Great Century Acquires Fairmont St Andrews

Hong Kong-based Great Century has reached an agreement with UK-based St Andrews Bay Development Limited to acquire Fairmont St Andrews, in Scotland, the UK, for an undisclosed sum. The deal represents the first investment of Great Century, a recently formed joint venture between Chan and Hong Kong-based conglomerate, Lai Sun Group. The 520-acre resort features 211 keys with two four-bedroom private manor homes, two championship golf courses, five dining outlets, ten-treatment room spa, a swimming pool, sauna, steam room, jacuzzi and relaxation room, as well as a 3,000-square-metre meeting and event space. The hotel will continue to be managed and operated by France-based Accor S.A. ("AccorHotels") with the long-term management agreement. Great Century is known as a global investments and asset management company with a core focus in golf and hospitality industries.

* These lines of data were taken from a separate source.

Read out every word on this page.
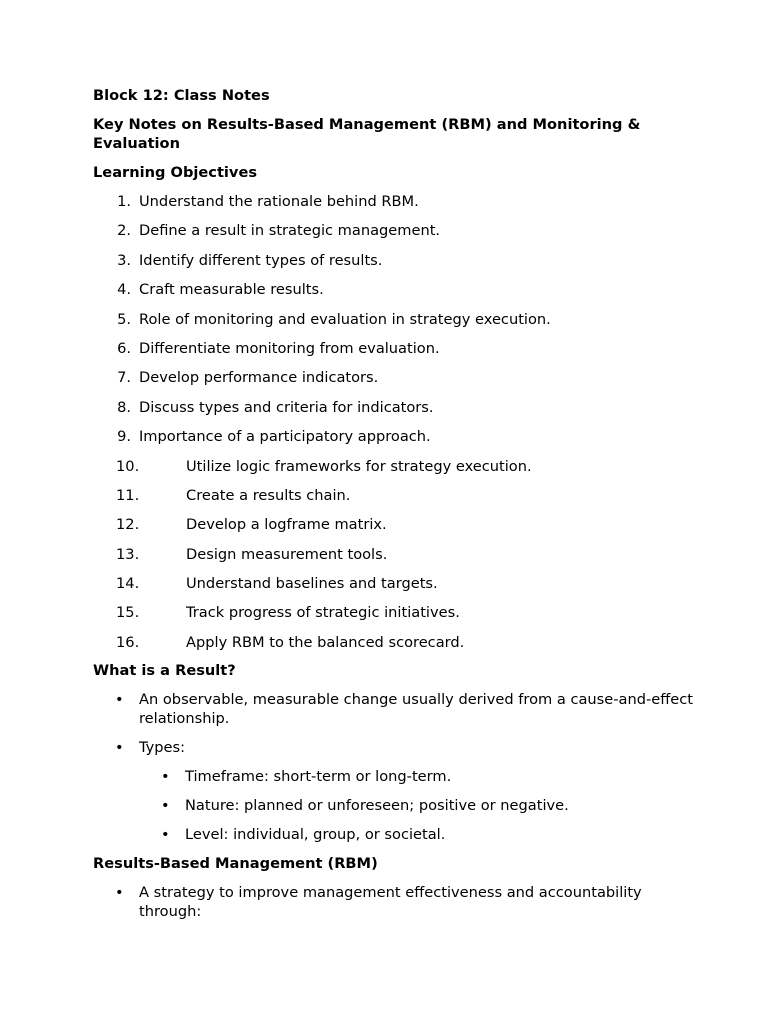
Block 12: Class Notes

Key Notes on Results-Based Management (RBM) and Monitoring & Evaluation

Learning Objectives

1. Understand the rationale behind RBM.
2. Define a result in strategic management.
3. Identify different types of results.
4. Craft measurable results.
5. Role of monitoring and evaluation in strategy execution.
6. Differentiate monitoring from evaluation.
7. Develop performance indicators.
8. Discuss types and criteria for indicators.
9. Importance of a participatory approach.
10.	Utilize logic frameworks for strategy execution.
11.	Create a results chain.
12.	Develop a logframe matrix.
13.	Design measurement tools.
14.	Understand baselines and targets.
15.	Track progress of strategic initiatives.
16.	Apply RBM to the balanced scorecard.

What is a Result?

• An observable, measurable change usually derived from a cause-and-effect relationship.
• Types:
• Timeframe: short-term or long-term.
• Nature: planned or unforeseen; positive or negative.
• Level: individual, group, or societal.

Results-Based Management (RBM)

• A strategy to improve management effectiveness and accountability through:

China's Hotel Construction Pipeline Continues Expansion

According to a recent report released by Lodging Econometrics (LE), the total construction pipeline in China climbed to an all-time high with 3,380 projects and 628,972 rooms by the end of the third quarter of 2019. Currently, 2,548 projects under construction stand at 438,797 rooms across the country, while 404 projects with 85,026 rooms are scheduled to commence construction in the next 12 months and 428 projects with 105,149 rooms are in the early planning stage. In terms of construction pipeline by city, Chengdu stood at the top with 124 projects having 25,560 rooms, followed by Guangzhou, Shanghai, Wuhan and Suzhou. In the third quarter of 2019, China opened 658 new hotels with 92,932 rooms and is forecasted to open another 363 new hotels with 45,799 rooms by the end of this year. LE expects that new hotel openings will continue to ascend with a strong pipeline of 1,084 hotels with 157,893 rooms in 2020 and slow down to 773 hotels with 135,294 rooms in 2021.